The revelations about ESG funds’ investments in companies potentially linked to forced labour in Xinjiang underscore the need for rigorous due diligence and ongoing monitoring of portfolio investments throughout the investment cycle:
- At entry: A risk based due diligence on forced and child labour, including in the target company’s supply chain, should be integrated into pre-acquisition M&A due diligence processes. Specific risk areas such as goods and suppliers should be classified, and targeted reviews should be performed where the risk is considered high. This approach helps in understanding and mitigating risks. A plan for post-closing integration established before signing helps understanding the resources required post-closing to adequately reduce risk, which may be considered into pricing.
- During ownership: The due diligence should continue post-closing where necessary (e.g. where relevant information was not available prior to closing).
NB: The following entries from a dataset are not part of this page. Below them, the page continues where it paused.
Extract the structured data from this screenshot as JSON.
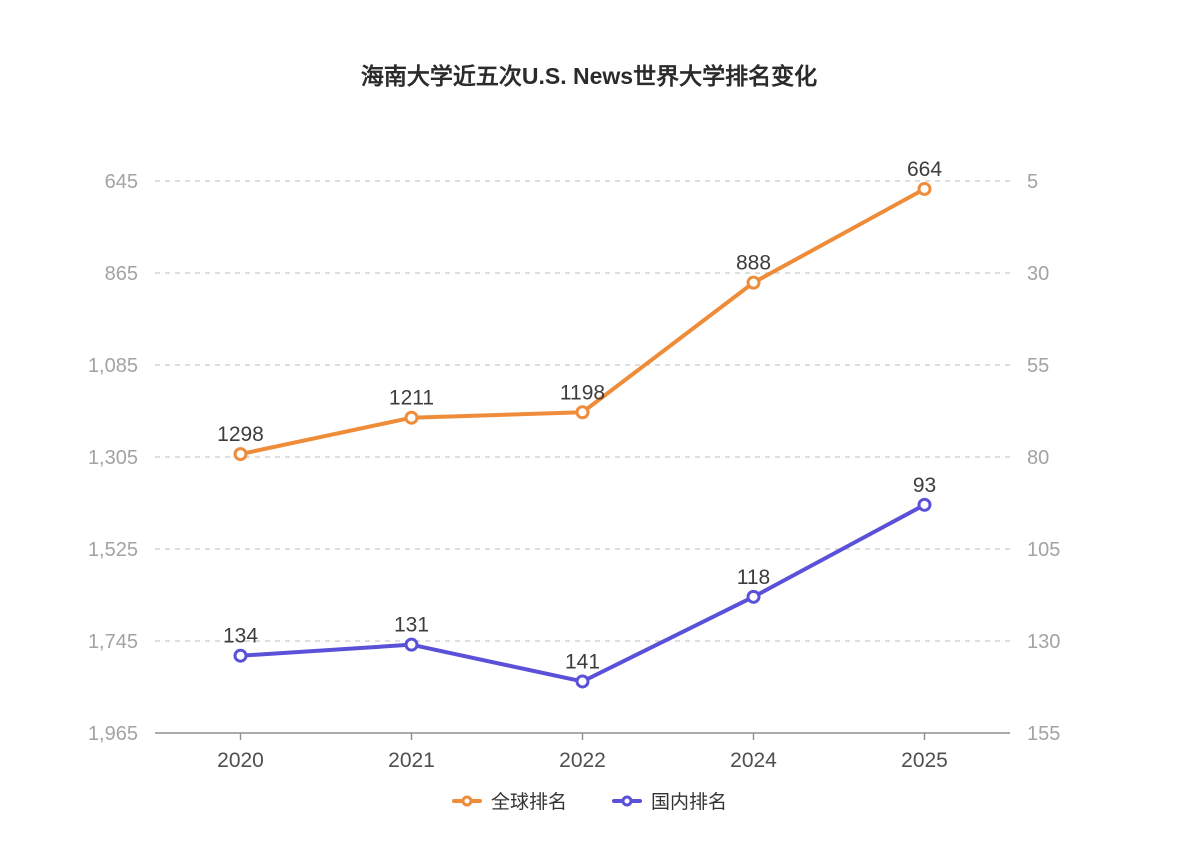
{
  "chart": {
    "title": "海南大学近五次U.S. News世界大学排名变化"
  },
  "chart_data": {
    "type": "line",
    "title": "海南大学近五次U.S. News世界大学排名变化",
    "categories": [
      "2020",
      "2021",
      "2022",
      "2024",
      "2025"
    ],
    "series": [
      {
        "id": "global",
        "name": "全球排名",
        "axis": "left",
        "color": "#EE8C3A",
        "values": [
          1298,
          1211,
          1198,
          888,
          664
        ],
        "point_labels": [
          "1298",
          "1211",
          "1198",
          "888",
          "664"
        ]
      },
      {
        "id": "domestic",
        "name": "国内排名",
        "axis": "right",
        "color": "#5B50D8",
        "values": [
          134,
          131,
          141,
          118,
          93
        ],
        "point_labels": [
          "134",
          "131",
          "141",
          "118",
          "93"
        ]
      }
    ],
    "left_axis": {
      "values": [
        645,
        865,
        1085,
        1305,
        1525,
        1745,
        1965
      ],
      "labels": [
        "645",
        "865",
        "1,085",
        "1,305",
        "1,525",
        "1,745",
        "1,965"
      ],
      "inverted": true
    },
    "right_axis": {
      "values": [
        5,
        30,
        55,
        80,
        105,
        130,
        155
      ],
      "labels": [
        "5",
        "30",
        "55",
        "80",
        "105",
        "130",
        "155"
      ],
      "inverted": true
    },
    "grid": true,
    "gridline_style": "dashed",
    "legend_position": "bottom",
    "marker": "open-circle",
    "colors": {
      "grid": "#cbcbcb",
      "axis": "#8f8f8f",
      "y_tick_text": "#a3a3a3",
      "x_tick_text": "#4f4f4f",
      "point_label_text": "#3d3d3d",
      "title_text": "#2b2b2b"
    }
  }
}
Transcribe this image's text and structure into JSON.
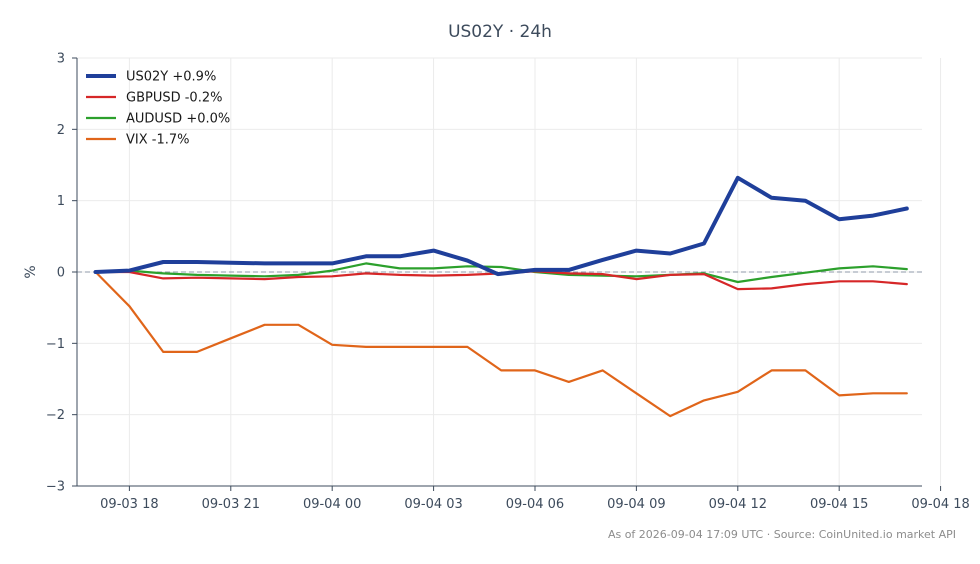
{
  "chart_data": {
    "type": "line",
    "title": "US02Y · 24h",
    "ylabel": "%",
    "xlabel": "",
    "ylim": [
      -3,
      3
    ],
    "yticks": [
      3,
      2,
      1,
      0,
      -1,
      -2,
      -3
    ],
    "ytick_labels": [
      "3",
      "2",
      "1",
      "0",
      "−1",
      "−2",
      "−3"
    ],
    "xlim": [
      16.45,
      41.45
    ],
    "xticks": [
      {
        "x": 18,
        "label": "09-03 18"
      },
      {
        "x": 21,
        "label": "09-03 21"
      },
      {
        "x": 24,
        "label": "09-04 00"
      },
      {
        "x": 27,
        "label": "09-04 03"
      },
      {
        "x": 30,
        "label": "09-04 06"
      },
      {
        "x": 33,
        "label": "09-04 09"
      },
      {
        "x": 36,
        "label": "09-04 12"
      },
      {
        "x": 39,
        "label": "09-04 15"
      },
      {
        "x": 42,
        "label": "09-04 18"
      }
    ],
    "grid": true,
    "zero_line": true,
    "legend_position": "top-left",
    "series": [
      {
        "name": "US02Y +0.9%",
        "color": "#1f3f9a",
        "width": 4,
        "x": [
          17,
          18,
          19,
          20,
          21,
          22,
          23,
          24,
          25,
          26,
          27,
          28,
          28.9,
          30,
          31,
          32,
          33,
          34,
          35,
          36,
          37,
          38,
          39,
          40,
          41
        ],
        "y": [
          0.0,
          0.02,
          0.14,
          0.14,
          0.13,
          0.12,
          0.12,
          0.12,
          0.22,
          0.22,
          0.3,
          0.16,
          -0.03,
          0.03,
          0.03,
          0.17,
          0.3,
          0.26,
          0.4,
          1.32,
          1.04,
          1.0,
          0.74,
          0.79,
          0.89
        ]
      },
      {
        "name": "GBPUSD -0.2%",
        "color": "#d62728",
        "width": 2.2,
        "x": [
          17,
          18,
          19,
          20,
          21,
          22,
          23,
          24,
          25,
          26,
          27,
          28,
          29,
          30,
          31,
          32,
          33,
          34,
          35,
          36,
          37,
          38,
          39,
          40,
          41
        ],
        "y": [
          0.0,
          0.0,
          -0.09,
          -0.08,
          -0.09,
          -0.1,
          -0.07,
          -0.06,
          -0.02,
          -0.04,
          -0.05,
          -0.04,
          -0.02,
          0.01,
          -0.02,
          -0.03,
          -0.1,
          -0.04,
          -0.03,
          -0.24,
          -0.23,
          -0.17,
          -0.13,
          -0.13,
          -0.17
        ]
      },
      {
        "name": "AUDUSD +0.0%",
        "color": "#2ca02c",
        "width": 2.2,
        "x": [
          17,
          18,
          19,
          20,
          21,
          22,
          23,
          24,
          25,
          26,
          27,
          28,
          29,
          30,
          31,
          32,
          33,
          34,
          35,
          36,
          37,
          38,
          39,
          40,
          41
        ],
        "y": [
          0.01,
          0.02,
          -0.02,
          -0.04,
          -0.05,
          -0.06,
          -0.04,
          0.02,
          0.12,
          0.05,
          0.05,
          0.08,
          0.07,
          0.0,
          -0.04,
          -0.05,
          -0.06,
          -0.04,
          -0.02,
          -0.14,
          -0.07,
          -0.01,
          0.05,
          0.08,
          0.04
        ]
      },
      {
        "name": "VIX -1.7%",
        "color": "#e0651a",
        "width": 2.2,
        "x": [
          17,
          18,
          19,
          20,
          21,
          22,
          23,
          24,
          25,
          26,
          27,
          28,
          29,
          30,
          31,
          32,
          33,
          34,
          35,
          36,
          37,
          38,
          39,
          40,
          41
        ],
        "y": [
          0.0,
          -0.48,
          -1.12,
          -1.12,
          -0.93,
          -0.74,
          -0.74,
          -1.02,
          -1.05,
          -1.05,
          -1.05,
          -1.05,
          -1.38,
          -1.38,
          -1.54,
          -1.38,
          -1.7,
          -2.02,
          -1.8,
          -1.68,
          -1.38,
          -1.38,
          -1.73,
          -1.7,
          -1.7
        ]
      }
    ]
  },
  "footer": "As of 2026-09-04 17:09 UTC · Source: CoinUnited.io market API"
}
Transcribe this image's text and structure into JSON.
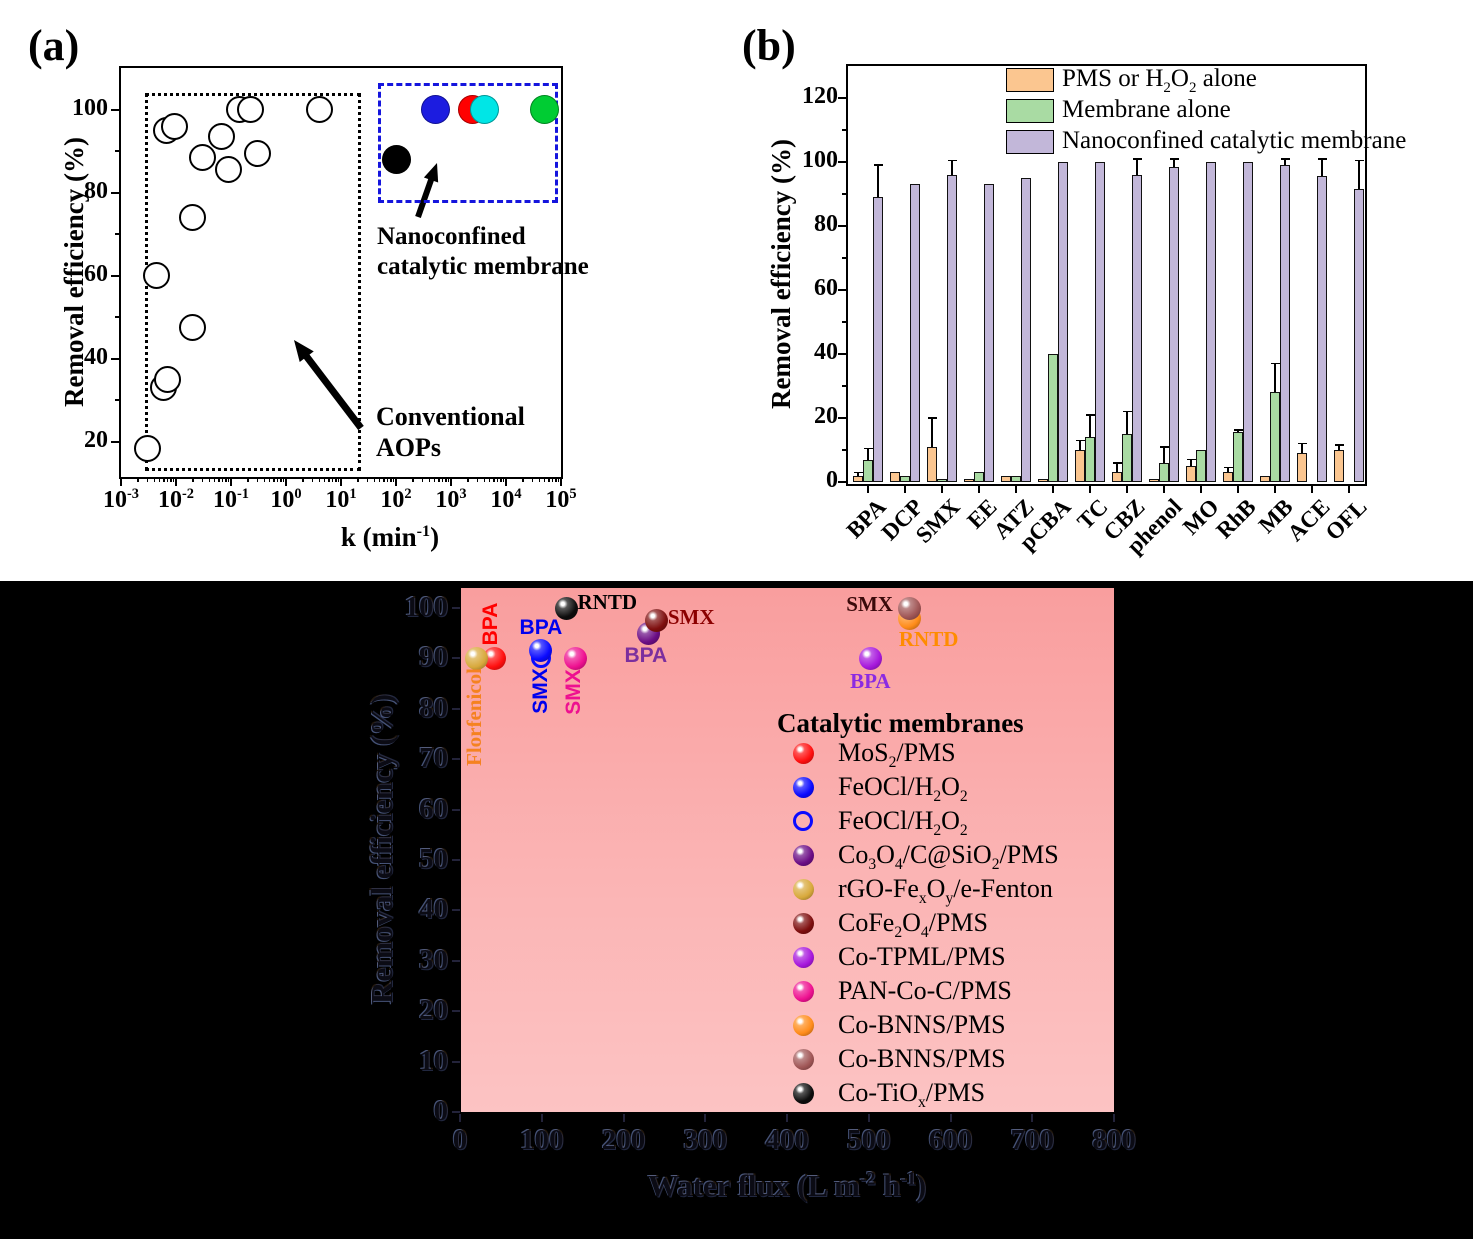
{
  "chart_data": [
    {
      "type": "scatter",
      "panel_label": "(a)",
      "xlabel_html": "k (min<sup>-1</sup>)",
      "ylabel": "Removal efficiency (%)",
      "x_scale": "log",
      "x_tick_exponents": [
        -3,
        -2,
        -1,
        0,
        1,
        2,
        3,
        4,
        5
      ],
      "y_ticks": [
        20,
        40,
        60,
        80,
        100
      ],
      "y_minor_ticks": [
        30,
        50,
        70,
        90
      ],
      "y_range": [
        12,
        110
      ],
      "series": [
        {
          "name": "Conventional AOPs",
          "marker": "open-circle",
          "points": [
            [
              0.003,
              18.5
            ],
            [
              0.0044,
              60
            ],
            [
              0.006,
              33
            ],
            [
              0.007,
              35
            ],
            [
              0.0066,
              95
            ],
            [
              0.0095,
              96
            ],
            [
              0.02,
              47.5
            ],
            [
              0.02,
              74
            ],
            [
              0.03,
              88.5
            ],
            [
              0.068,
              93.5
            ],
            [
              0.09,
              85.5
            ],
            [
              0.14,
              100
            ],
            [
              0.23,
              100
            ],
            [
              0.3,
              89.5
            ],
            [
              4,
              100
            ]
          ]
        },
        {
          "name": "Nanoconfined catalytic membrane",
          "marker": "filled-circle",
          "points": [
            {
              "k": 100,
              "eff": 88,
              "color": "#000000"
            },
            {
              "k": 520,
              "eff": 100,
              "color": "#1C1CE0"
            },
            {
              "k": 2500,
              "eff": 100,
              "color": "#FF0000"
            },
            {
              "k": 4000,
              "eff": 100,
              "color": "#00E6E6"
            },
            {
              "k": 50000,
              "eff": 100,
              "color": "#00CC33"
            }
          ]
        }
      ],
      "boxes": [
        {
          "name": "conventional-aops-box",
          "style": "dotted",
          "color": "#000000",
          "x": [
            0.0027,
            18
          ],
          "y": [
            14.5,
            104
          ]
        },
        {
          "name": "nanoconfined-box",
          "style": "dashed",
          "color": "#1515DD",
          "x": [
            48,
            70000
          ],
          "y": [
            79,
            106.5
          ]
        }
      ],
      "annotation_nanoconfined_line1": "Nanoconfined",
      "annotation_nanoconfined_line2": "catalytic membrane",
      "annotation_conventional_line1": "Conventional",
      "annotation_conventional_line2": "AOPs"
    },
    {
      "type": "bar",
      "panel_label": "(b)",
      "ylabel": "Removal efficiency (%)",
      "y_ticks": [
        0,
        20,
        40,
        60,
        80,
        100,
        120
      ],
      "y_range": [
        0,
        130
      ],
      "categories": [
        "BPA",
        "DCP",
        "SMX",
        "EE",
        "ATZ",
        "pCBA",
        "TC",
        "CBZ",
        "phenol",
        "MO",
        "RhB",
        "MB",
        "ACE",
        "OFL"
      ],
      "series": [
        {
          "name_html": "PMS or H<sub>2</sub>O<sub>2</sub> alone",
          "color": "#FBC690",
          "values": [
            2,
            3,
            11,
            1,
            2,
            1,
            10,
            3,
            1,
            5,
            3,
            2,
            9,
            10
          ],
          "errors": [
            1,
            0,
            9,
            0,
            0,
            0,
            3,
            3,
            0,
            2,
            1.5,
            0,
            3,
            1.5
          ]
        },
        {
          "name_html": "Membrane alone",
          "color": "#A9DBA3",
          "values": [
            7,
            2,
            1,
            3,
            2,
            40,
            14,
            15,
            6,
            10,
            15.5,
            28,
            0,
            0
          ],
          "errors": [
            3.5,
            0,
            0,
            0,
            0,
            0,
            7,
            7,
            5,
            0,
            0.7,
            9,
            0,
            0
          ]
        },
        {
          "name_html": "Nanoconfined catalytic membrane",
          "color": "#C2B7D9",
          "values": [
            89,
            93,
            96,
            93,
            95,
            100,
            100,
            96,
            98.5,
            100,
            100,
            99,
            95.5,
            91.5
          ],
          "errors": [
            10,
            0,
            4.5,
            0,
            0,
            0,
            0,
            5,
            2.5,
            0,
            0,
            2,
            5.5,
            9
          ]
        }
      ]
    },
    {
      "type": "scatter",
      "xlabel_html": "Water flux (L m<sup>-2</sup> h<sup>-1</sup>)",
      "ylabel": "Removal efficiency (%)",
      "x_ticks": [
        0,
        100,
        200,
        300,
        400,
        500,
        600,
        700,
        800
      ],
      "y_ticks": [
        0,
        10,
        20,
        30,
        40,
        50,
        60,
        70,
        80,
        90,
        100
      ],
      "x_range": [
        0,
        800
      ],
      "y_range": [
        0,
        104
      ],
      "legend_title": "Catalytic membranes",
      "plot_bg_top": "#F99E9E",
      "plot_bg_bottom": "#FCC3C3",
      "membranes": [
        {
          "name_html": "MoS<sub>2</sub>/PMS",
          "color": "#FF0F0F",
          "marker": "sphere"
        },
        {
          "name_html": "FeOCl/H<sub>2</sub>O<sub>2</sub>",
          "color": "#0A0AFF",
          "marker": "sphere"
        },
        {
          "name_html": "FeOCl/H<sub>2</sub>O<sub>2</sub>",
          "color": "#0A0AFF",
          "marker": "open-circle"
        },
        {
          "name_html": "Co<sub>3</sub>O<sub>4</sub>/C@SiO<sub>2</sub>/PMS",
          "color": "#6B0D85",
          "marker": "sphere"
        },
        {
          "name_html": "rGO-Fe<sub>x</sub>O<sub>y</sub>/e-Fenton",
          "color": "#D8A93C",
          "marker": "sphere"
        },
        {
          "name_html": "CoFe<sub>2</sub>O<sub>4</sub>/PMS",
          "color": "#7E0E0E",
          "marker": "sphere"
        },
        {
          "name_html": "Co-TPML/PMS",
          "color": "#A718DC",
          "marker": "sphere"
        },
        {
          "name_html": "PAN-Co-C/PMS",
          "color": "#EE1090",
          "marker": "sphere"
        },
        {
          "name_html": "Co-BNNS/PMS",
          "color": "#FF8C1A",
          "marker": "sphere"
        },
        {
          "name_html": "Co-BNNS/PMS",
          "color": "#A05656",
          "marker": "sphere"
        },
        {
          "name_html": "Co-TiO<sub>x</sub>/PMS",
          "color": "#0D0D0D",
          "marker": "sphere"
        }
      ],
      "points": [
        {
          "membrane": 0,
          "x": 42,
          "y": 90,
          "label": "BPA",
          "label_color": "#FF0000",
          "rot": true,
          "font": "sans",
          "offset": [
            -3,
            -34
          ]
        },
        {
          "membrane": 4,
          "x": 20,
          "y": 90,
          "label": "Florfenicol",
          "label_color": "#F58220",
          "rot": true,
          "font": "serif",
          "offset": [
            -2,
            59
          ]
        },
        {
          "membrane": 2,
          "x": 99,
          "y": 90,
          "label": "SMX",
          "label_color": "#0000EE",
          "rot": true,
          "font": "sans",
          "offset": [
            0,
            33
          ]
        },
        {
          "membrane": 1,
          "x": 99,
          "y": 91.5,
          "label": "BPA",
          "label_color": "#0000EE",
          "rot": false,
          "font": "sans",
          "offset": [
            0,
            -23
          ]
        },
        {
          "membrane": 7,
          "x": 141,
          "y": 90,
          "label": "SMX",
          "label_color": "#EE1090",
          "rot": true,
          "font": "sans",
          "offset": [
            -1,
            34
          ]
        },
        {
          "membrane": 10,
          "x": 130,
          "y": 100,
          "label": "RNTD",
          "label_color": "#000000",
          "rot": false,
          "font": "serif",
          "offset": [
            41,
            -6
          ]
        },
        {
          "membrane": 3,
          "x": 231,
          "y": 95,
          "label": "BPA",
          "label_color": "#7B2F9E",
          "rot": false,
          "font": "sans",
          "offset": [
            -3,
            23
          ]
        },
        {
          "membrane": 5,
          "x": 240,
          "y": 97.6,
          "label": "SMX",
          "label_color": "#8B0000",
          "rot": false,
          "font": "serif",
          "offset": [
            35,
            -3
          ]
        },
        {
          "membrane": 6,
          "x": 502,
          "y": 90,
          "label": "BPA",
          "label_color": "#8B2BE2",
          "rot": false,
          "font": "serif",
          "offset": [
            0,
            23
          ]
        },
        {
          "membrane": 8,
          "x": 550,
          "y": 98,
          "label": "RNTD",
          "label_color": "#FF8C00",
          "rot": false,
          "font": "serif",
          "offset": [
            19,
            21
          ]
        },
        {
          "membrane": 9,
          "x": 550,
          "y": 100,
          "label": "SMX",
          "label_color": "#3A0A0A",
          "rot": false,
          "font": "serif",
          "offset": [
            -40,
            -4
          ]
        }
      ]
    }
  ]
}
Operative activities to further reduce risk can be implemented, such as training, audits and potentially also termination of supplier contracts if risks cannot be mitigated. The integration plan can transition into a long-term, risk-based monitoring process, ensuring that risks are adequately reduced at the portfolio level.
- Preparing for exit: At this stage potential showstoppers linked to risk of forced and child labour should be identified and managed through pre-exit due diligence. If risks have been addressed during pre-acquisition due diligence and effectively monitored during ownership, additional due diligence at this stage may not be required, or it may be sufficient with a limited review only.